Frankfurter Rundschau, 20.06.2009

Tillich in Bedrängnis

Schicksalssinfonie für Blockflöten
 
Das Buch sei keine Anklageschrift. Es beschreibe auch keine Täter. Ein Kreuzzug sei es auch nicht, sagte der sächsische SPD-Abgeordnete Cornelius Weiss am Freitag, als er in Dresden das Buch seines Landtagskollegen Karl Nolle vorstellte: "Sonate für Blockflöten und Schalmeien." Untertitel: "Zum Umgang mit der Kollaboration heutiger CDU-Funktionäre im SED-Regime". Das Buch ist ein Gemetzel auf 335 Seiten.

Wer solche Koalitionspartner hat, braucht keine Feinde.

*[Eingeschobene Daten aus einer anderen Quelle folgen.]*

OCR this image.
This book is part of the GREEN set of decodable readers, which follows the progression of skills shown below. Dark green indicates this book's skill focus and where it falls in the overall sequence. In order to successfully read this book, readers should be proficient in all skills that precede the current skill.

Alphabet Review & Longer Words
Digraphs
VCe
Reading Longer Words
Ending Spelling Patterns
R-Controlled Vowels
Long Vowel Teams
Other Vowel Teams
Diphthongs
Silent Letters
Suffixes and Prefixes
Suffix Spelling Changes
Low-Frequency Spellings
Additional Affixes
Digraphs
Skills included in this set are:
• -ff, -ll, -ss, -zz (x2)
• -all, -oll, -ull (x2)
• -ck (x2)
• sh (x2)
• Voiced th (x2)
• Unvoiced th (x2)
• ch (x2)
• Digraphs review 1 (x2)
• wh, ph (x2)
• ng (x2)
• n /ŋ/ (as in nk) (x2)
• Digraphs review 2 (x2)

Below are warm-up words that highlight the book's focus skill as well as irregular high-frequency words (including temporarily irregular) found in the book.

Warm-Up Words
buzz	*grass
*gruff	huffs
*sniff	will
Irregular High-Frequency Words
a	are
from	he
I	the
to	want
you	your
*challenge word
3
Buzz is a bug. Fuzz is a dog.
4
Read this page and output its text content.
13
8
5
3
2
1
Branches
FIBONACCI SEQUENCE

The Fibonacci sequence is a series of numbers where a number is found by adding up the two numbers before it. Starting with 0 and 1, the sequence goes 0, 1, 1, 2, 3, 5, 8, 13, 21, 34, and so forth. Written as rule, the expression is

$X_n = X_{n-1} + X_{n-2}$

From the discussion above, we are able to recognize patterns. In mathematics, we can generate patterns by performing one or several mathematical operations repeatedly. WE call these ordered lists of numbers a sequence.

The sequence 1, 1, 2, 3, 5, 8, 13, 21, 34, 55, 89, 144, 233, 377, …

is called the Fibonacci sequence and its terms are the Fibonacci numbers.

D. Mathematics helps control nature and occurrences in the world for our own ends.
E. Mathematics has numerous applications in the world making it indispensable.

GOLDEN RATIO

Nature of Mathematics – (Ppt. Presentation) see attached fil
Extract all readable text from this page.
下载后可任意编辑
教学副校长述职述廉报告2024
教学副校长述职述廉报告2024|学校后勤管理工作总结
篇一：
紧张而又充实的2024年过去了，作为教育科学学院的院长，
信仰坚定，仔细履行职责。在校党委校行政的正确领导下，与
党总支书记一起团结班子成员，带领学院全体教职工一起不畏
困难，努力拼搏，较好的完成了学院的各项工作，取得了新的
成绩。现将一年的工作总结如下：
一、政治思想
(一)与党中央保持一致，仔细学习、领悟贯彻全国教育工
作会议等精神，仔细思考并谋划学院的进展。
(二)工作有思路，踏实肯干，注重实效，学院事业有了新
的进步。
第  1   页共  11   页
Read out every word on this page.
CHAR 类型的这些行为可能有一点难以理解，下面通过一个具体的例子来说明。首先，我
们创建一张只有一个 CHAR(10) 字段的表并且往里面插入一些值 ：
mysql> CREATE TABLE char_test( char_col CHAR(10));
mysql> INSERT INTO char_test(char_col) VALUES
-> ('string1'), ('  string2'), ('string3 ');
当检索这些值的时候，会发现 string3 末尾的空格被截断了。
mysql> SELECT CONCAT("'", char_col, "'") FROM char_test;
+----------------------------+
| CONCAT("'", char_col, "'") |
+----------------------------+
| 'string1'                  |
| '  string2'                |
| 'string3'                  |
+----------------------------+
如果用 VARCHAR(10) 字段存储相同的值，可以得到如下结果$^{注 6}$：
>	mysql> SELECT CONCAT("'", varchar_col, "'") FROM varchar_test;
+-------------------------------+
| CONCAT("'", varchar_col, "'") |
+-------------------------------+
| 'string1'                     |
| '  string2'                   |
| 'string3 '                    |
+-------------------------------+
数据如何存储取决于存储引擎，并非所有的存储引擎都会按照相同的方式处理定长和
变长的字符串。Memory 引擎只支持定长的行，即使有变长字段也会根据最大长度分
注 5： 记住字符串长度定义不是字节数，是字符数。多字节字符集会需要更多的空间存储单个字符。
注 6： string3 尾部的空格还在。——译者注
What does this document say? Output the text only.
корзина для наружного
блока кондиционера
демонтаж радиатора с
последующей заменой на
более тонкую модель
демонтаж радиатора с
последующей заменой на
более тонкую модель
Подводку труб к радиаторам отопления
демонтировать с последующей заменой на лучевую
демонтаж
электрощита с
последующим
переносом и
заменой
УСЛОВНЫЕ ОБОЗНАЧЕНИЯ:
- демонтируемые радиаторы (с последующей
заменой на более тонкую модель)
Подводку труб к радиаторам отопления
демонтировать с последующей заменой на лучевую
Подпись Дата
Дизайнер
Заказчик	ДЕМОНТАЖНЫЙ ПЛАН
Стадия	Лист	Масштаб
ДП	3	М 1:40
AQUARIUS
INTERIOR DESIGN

Karl Nolle, der 64-jährige SPD-Politiker aus Dresden, rechnet mit Partner CDU in einer Weise ab, die die komplette Opposition verstummen lässt.

Der Tonfall ist der des eitlen Eiferers, dem vor Zorn der Stift bebt: "Abgesang auf Doppelmoral, Einäugigkeit, Heuchelei und Pharisäertum der patentierten Christen in Sachsen und anderswo", heißt es da. Aber zwischen den Buchdeckeln quillt nicht nur ungestümer Zorn hervor.

Nolle tischt auch neue Anschuldigungen gegen Stanislaw Tillich auf: Der CDU-Ministerpräsident soll als Ratsmitglied des Kreises Kamenz noch 1989 an Enteignungen mitgewirkt haben. In einem Fall, am 6. Juli 1989, sei einem Eigentümer ein Flurstück genommen worden.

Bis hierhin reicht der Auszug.